They blamed “the tower” but we’re out $450 — can you help us?


Georgeanne Kojundic and her husband should have returned home early. But according to American Airlines, “the tower” at Chicago O’Hare Airport forced them to spend an extra night away from home.

As far as airlines are concerned, air traffic delays are beyond their control and therefore don’t require them to issue compensation to passengers for expenses they incur as a result of these delays. But they’re not the passengers’ fault either. Just how fair is it to passengers to delay them, force them to spend money out of their own pockets, and then brush off requests for reimbursement of those expenses?

The Kojundics were returning from a visit to her mother over Thanksgiving. They had booked their return flight home to Austin, Texas, on American Airlines from Richmond, Va., via Chicago. The captain of their Chicago flight announced that they were arriving at O’Hare Airport early.
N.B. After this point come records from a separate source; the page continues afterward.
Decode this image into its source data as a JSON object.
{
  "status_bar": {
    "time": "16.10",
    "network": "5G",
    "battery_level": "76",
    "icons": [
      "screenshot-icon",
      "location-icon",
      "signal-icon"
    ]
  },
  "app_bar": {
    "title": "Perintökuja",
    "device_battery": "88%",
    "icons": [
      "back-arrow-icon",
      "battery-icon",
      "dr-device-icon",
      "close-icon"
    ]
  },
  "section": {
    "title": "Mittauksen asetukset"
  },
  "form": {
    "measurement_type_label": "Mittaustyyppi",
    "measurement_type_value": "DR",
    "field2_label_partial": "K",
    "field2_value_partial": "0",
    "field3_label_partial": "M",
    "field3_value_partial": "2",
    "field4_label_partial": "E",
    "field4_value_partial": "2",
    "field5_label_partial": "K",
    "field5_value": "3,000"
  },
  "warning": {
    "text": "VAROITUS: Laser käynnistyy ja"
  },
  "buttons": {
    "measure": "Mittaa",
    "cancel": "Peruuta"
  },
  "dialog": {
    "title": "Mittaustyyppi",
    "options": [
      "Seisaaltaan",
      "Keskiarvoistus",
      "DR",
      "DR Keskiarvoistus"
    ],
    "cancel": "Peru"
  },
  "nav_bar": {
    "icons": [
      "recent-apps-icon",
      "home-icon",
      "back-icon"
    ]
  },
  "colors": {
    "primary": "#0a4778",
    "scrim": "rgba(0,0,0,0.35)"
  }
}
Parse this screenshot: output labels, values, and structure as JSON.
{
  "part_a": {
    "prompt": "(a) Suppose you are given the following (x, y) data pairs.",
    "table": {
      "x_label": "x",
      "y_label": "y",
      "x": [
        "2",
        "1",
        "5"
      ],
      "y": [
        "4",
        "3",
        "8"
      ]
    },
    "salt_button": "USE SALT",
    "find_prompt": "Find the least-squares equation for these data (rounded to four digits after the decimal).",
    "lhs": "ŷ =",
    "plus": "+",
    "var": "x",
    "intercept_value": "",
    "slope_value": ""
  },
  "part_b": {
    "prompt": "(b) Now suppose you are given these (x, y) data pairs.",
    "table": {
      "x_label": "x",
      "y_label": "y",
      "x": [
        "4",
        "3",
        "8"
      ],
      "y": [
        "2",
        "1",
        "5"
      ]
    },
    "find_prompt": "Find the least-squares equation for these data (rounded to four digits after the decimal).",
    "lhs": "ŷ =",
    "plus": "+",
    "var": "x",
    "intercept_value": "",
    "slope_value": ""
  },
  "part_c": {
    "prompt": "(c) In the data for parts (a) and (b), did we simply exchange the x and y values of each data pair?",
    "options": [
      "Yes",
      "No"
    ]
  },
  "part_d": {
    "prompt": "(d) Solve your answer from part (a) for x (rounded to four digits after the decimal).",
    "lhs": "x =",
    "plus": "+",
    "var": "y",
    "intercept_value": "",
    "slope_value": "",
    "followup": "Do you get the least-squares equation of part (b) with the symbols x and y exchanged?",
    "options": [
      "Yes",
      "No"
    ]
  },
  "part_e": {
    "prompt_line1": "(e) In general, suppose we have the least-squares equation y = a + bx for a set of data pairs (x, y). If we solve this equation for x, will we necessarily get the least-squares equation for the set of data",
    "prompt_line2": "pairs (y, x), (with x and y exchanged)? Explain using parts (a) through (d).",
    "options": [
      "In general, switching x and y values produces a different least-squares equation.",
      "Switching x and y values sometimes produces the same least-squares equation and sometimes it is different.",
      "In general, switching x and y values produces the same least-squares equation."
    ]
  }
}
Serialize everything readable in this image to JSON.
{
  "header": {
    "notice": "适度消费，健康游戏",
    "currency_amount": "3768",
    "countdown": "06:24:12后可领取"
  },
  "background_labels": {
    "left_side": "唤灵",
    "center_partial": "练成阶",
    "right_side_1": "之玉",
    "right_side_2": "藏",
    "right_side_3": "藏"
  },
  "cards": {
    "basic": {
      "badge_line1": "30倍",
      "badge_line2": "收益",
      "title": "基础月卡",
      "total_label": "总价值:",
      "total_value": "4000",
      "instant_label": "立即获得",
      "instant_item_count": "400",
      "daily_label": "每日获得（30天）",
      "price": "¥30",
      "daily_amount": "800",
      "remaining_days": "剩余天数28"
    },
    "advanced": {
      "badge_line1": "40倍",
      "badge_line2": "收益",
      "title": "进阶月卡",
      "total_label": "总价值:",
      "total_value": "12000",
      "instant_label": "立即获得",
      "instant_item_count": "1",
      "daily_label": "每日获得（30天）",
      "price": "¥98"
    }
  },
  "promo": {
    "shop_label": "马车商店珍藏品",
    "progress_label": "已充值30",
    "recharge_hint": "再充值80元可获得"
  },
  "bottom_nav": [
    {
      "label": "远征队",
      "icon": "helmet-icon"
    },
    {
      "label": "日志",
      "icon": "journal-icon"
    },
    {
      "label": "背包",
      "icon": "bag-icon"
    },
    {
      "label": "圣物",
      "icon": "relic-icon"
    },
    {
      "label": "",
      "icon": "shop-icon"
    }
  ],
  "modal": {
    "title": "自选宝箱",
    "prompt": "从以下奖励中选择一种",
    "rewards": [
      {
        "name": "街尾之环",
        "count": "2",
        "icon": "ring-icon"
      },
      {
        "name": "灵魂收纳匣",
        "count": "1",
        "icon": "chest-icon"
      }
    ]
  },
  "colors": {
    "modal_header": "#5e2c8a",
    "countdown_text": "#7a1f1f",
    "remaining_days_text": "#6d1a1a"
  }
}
But upon landing, their airplane sat on the tarmac for over an hour. This delay caused several passengers, including the Kojundics, to miss connecting flights. The Kojundics’ flight to Austin was the last one departing from O’Hare that day. The next flight departed at 6:00 a.m. the next day.

When the passengers were finally permitted to deplane, the gate agents told them that “the tower” was responsible for the delay, not American Airlines.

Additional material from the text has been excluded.